In fact, I think that the problem is too fundamental with the current code and can be ignored for now. As I understand, almost any VOP is directly translated into network request that allocates memory etc.

2139

I do not see fsync() implementation. Oh, the writes are synchronous.

But fs does allow mmaping files, by creating vnode v_object. This means that page cache exists, but it is incoherent with reads/writes.

sys/fs/p9fs/p9fs_vnops.c
267

Looks like here 37bbe0c9 by swills should actually be reverted.

That's actually what causes panic: cache_enter_time: different vnodes for dot entry for me.

Playing with this again, a lot better now!

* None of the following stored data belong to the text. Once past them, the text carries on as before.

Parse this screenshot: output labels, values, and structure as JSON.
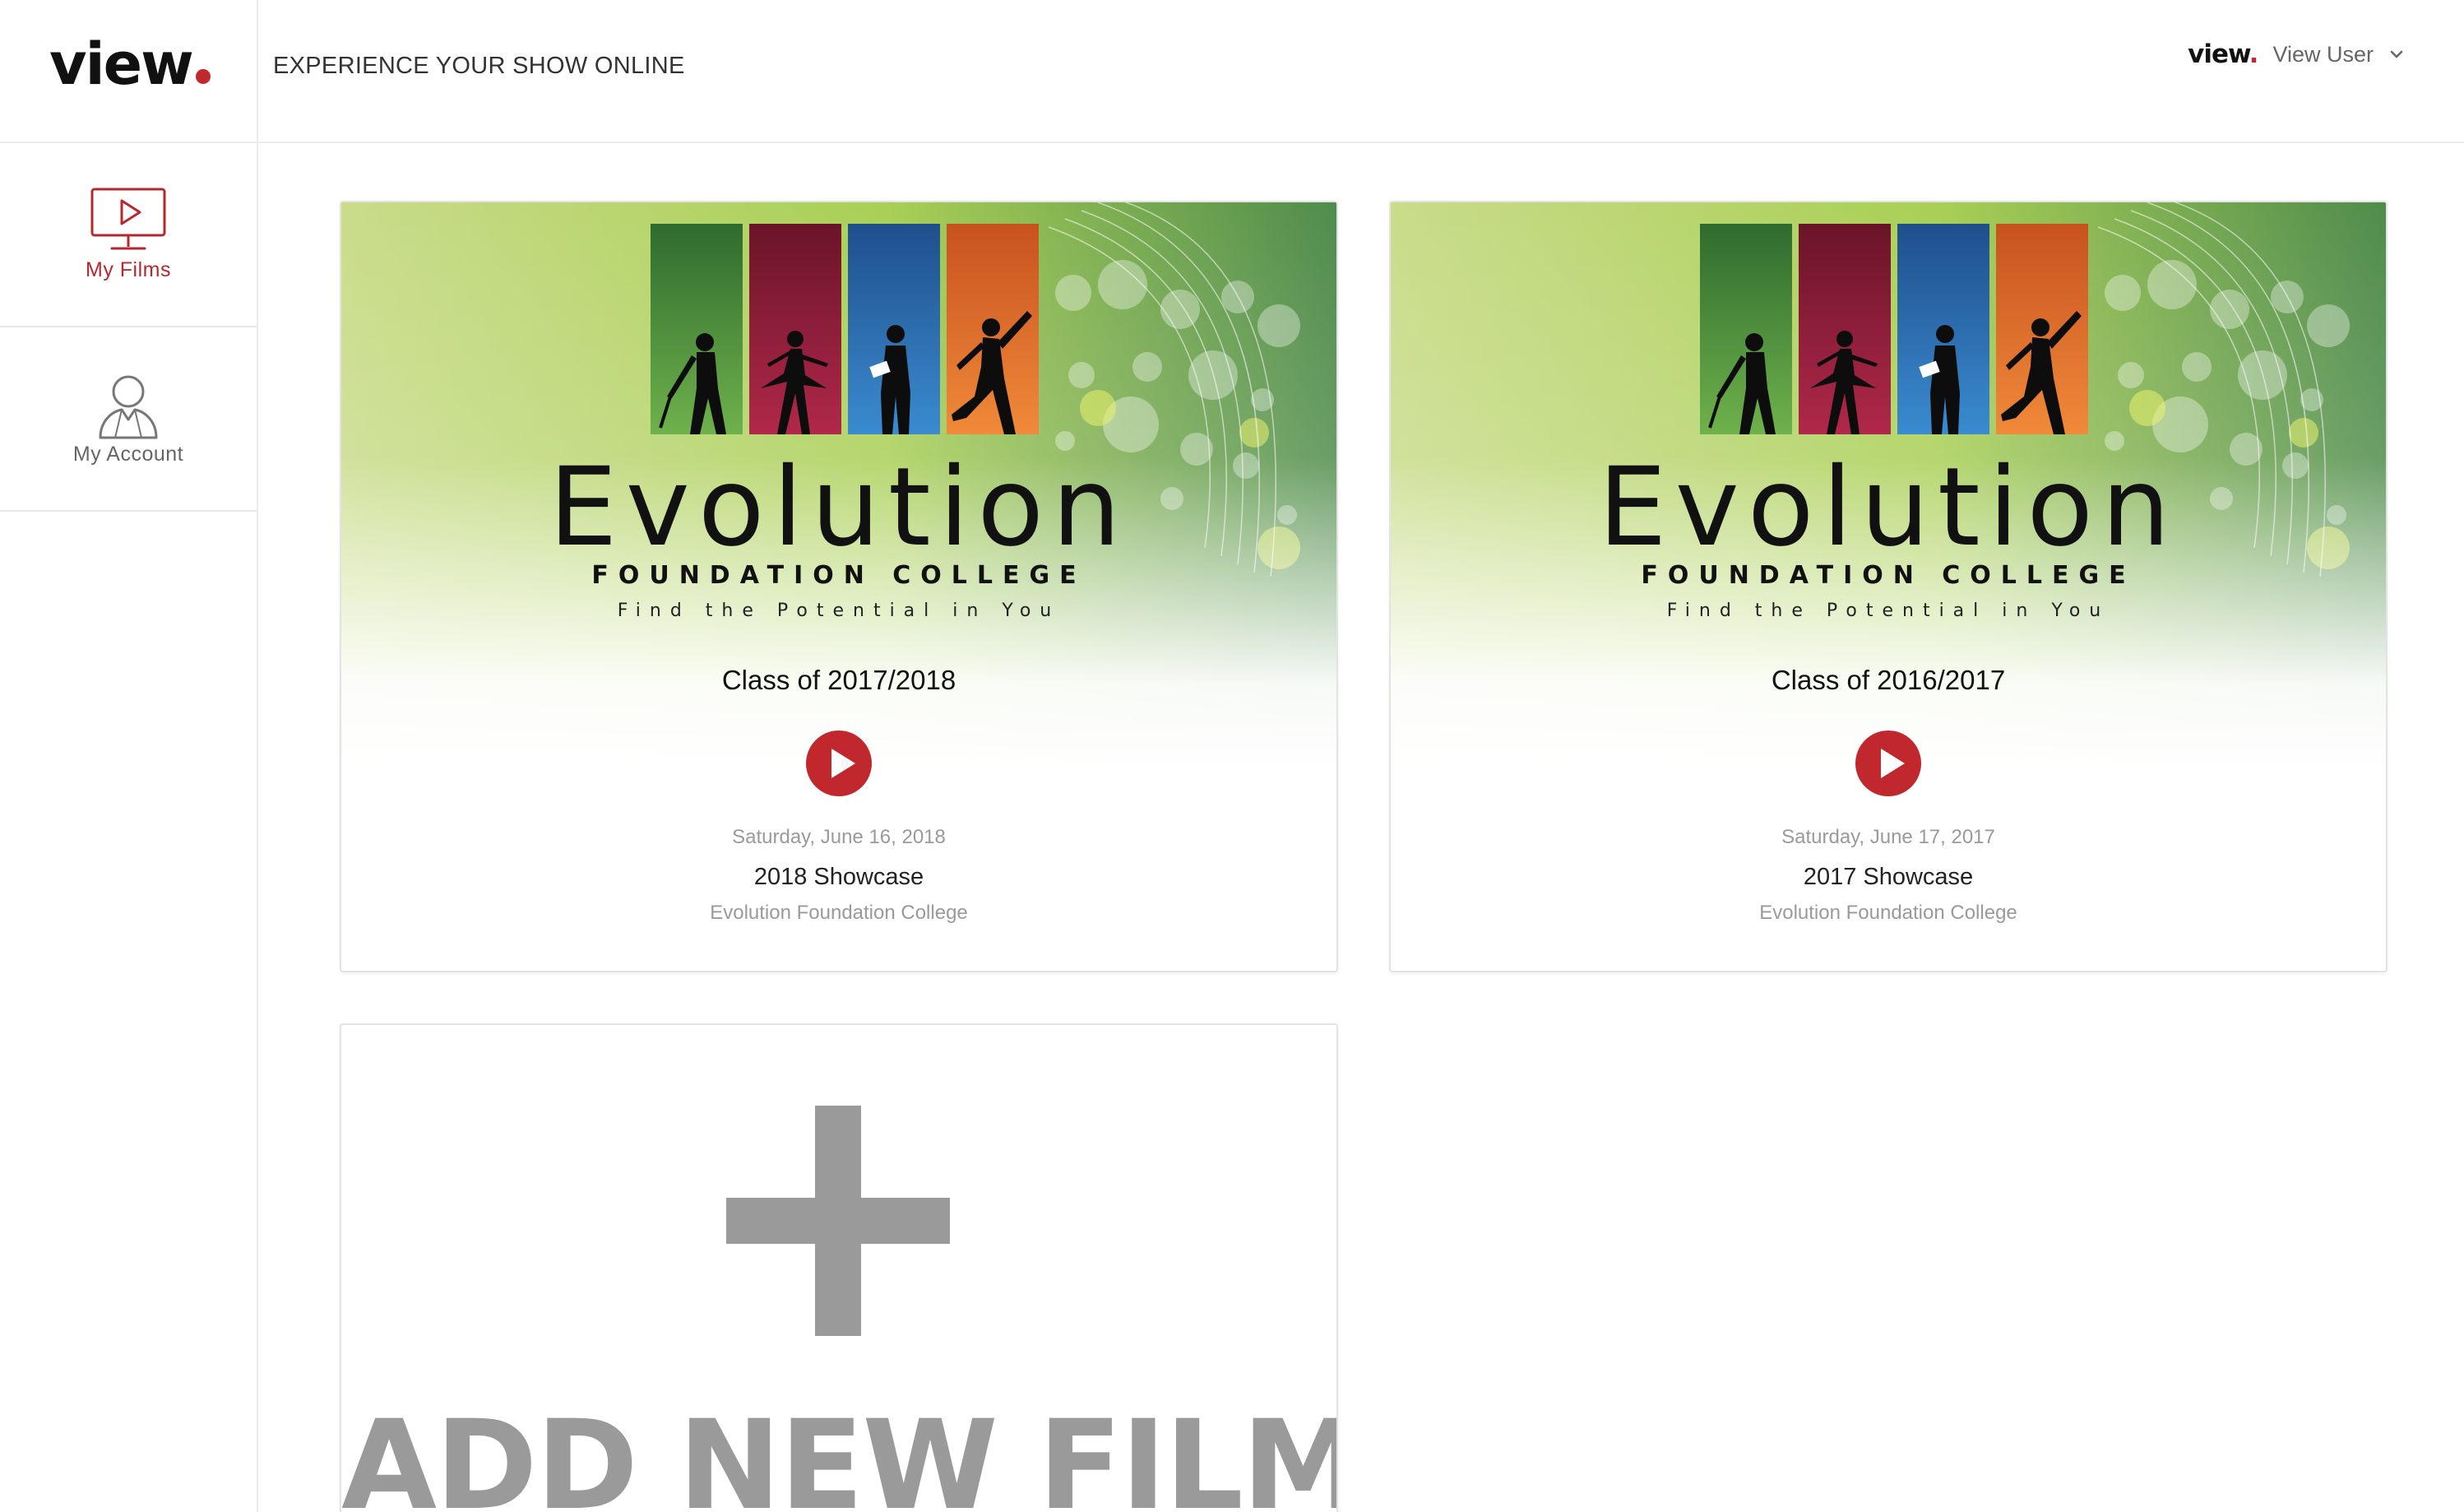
{
  "header": {
    "logo_text": "view",
    "tagline": "EXPERIENCE YOUR SHOW ONLINE",
    "user_menu": {
      "mini_logo": "view",
      "mini_logo_dot": ".",
      "user_name": "View User"
    }
  },
  "sidebar": {
    "items": [
      {
        "label": "My Films",
        "icon": "monitor-play-icon",
        "active": true
      },
      {
        "label": "My Account",
        "icon": "user-icon",
        "active": false
      }
    ]
  },
  "films": [
    {
      "poster_title": "Evolution",
      "poster_subtitle": "FOUNDATION COLLEGE",
      "poster_slogan": "Find the Potential in You",
      "class_label": "Class of 2017/2018",
      "date": "Saturday, June 16, 2018",
      "show_title": "2018 Showcase",
      "organization": "Evolution Foundation College"
    },
    {
      "poster_title": "Evolution",
      "poster_subtitle": "FOUNDATION COLLEGE",
      "poster_slogan": "Find the Potential in You",
      "class_label": "Class of 2016/2017",
      "date": "Saturday, June 17, 2017",
      "show_title": "2017 Showcase",
      "organization": "Evolution Foundation College"
    }
  ],
  "add_film": {
    "label": "ADD NEW FILM",
    "icon": "plus-icon"
  },
  "colors": {
    "brand_red": "#c0282d",
    "panel_green": "#3f8a3a",
    "panel_crimson": "#8e1f38",
    "panel_blue": "#2f6fae",
    "panel_orange": "#e0712c",
    "muted_grey": "#9a9a9a"
  }
}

Importing the Juniper patches, this time as separate commits, so bundled as a tarball: F72405937 (the dot revert as well).

With this, I was able to boot the system and build a Rust project. (Definitely can personally confirm the necessity of 731fffe5227 heh. Without it, things like software builds make the system hang on I/O a lot.) What's left:

  • Trying to do a buildkernel, hit an assert: panic: cleaned vnode isn't (namei → vfs_lookup → p9fs_lookup → p9fs_vget_common → vfs_hash_insert → vput_final → freevnode)
  • Or this one: panic: Assertion prev_offset < next_offset failed at sys/vm/vnode_pager.c:1472 (vnode_pager_generic_putpages via vn_closefile)
    • the offsets are equal and the goto start_write wasn't triggered; if we bypass that assertion a zero-length write gets logged
  • Managed to hit cache_enter_time: different vnodes for dot entry eventually anyway, even with the '.' special case removed
  • chown fails, e.g. from pkg: pkg: Fail to chown /usr/local/lib/.pkgtemp.libpkg.so.Z0Kcu30kQ8zB:Message too long (same from tar)
In D41844#973060, @dch wrote:

thanks, builds cleanly against CURRENT on arm64 & amd64. I will try to get some testing over next week on this.

Can we land this without an aggressive MFC and test in CURRENT before the review goes stale?

Can we land this without an aggressive MFC and test in CURRENT before the review goes stale?

+1. Will be a lot easier for me to submit my patches then. With those, it almost works well enough for me, the only thing missing is mmap'ed writes.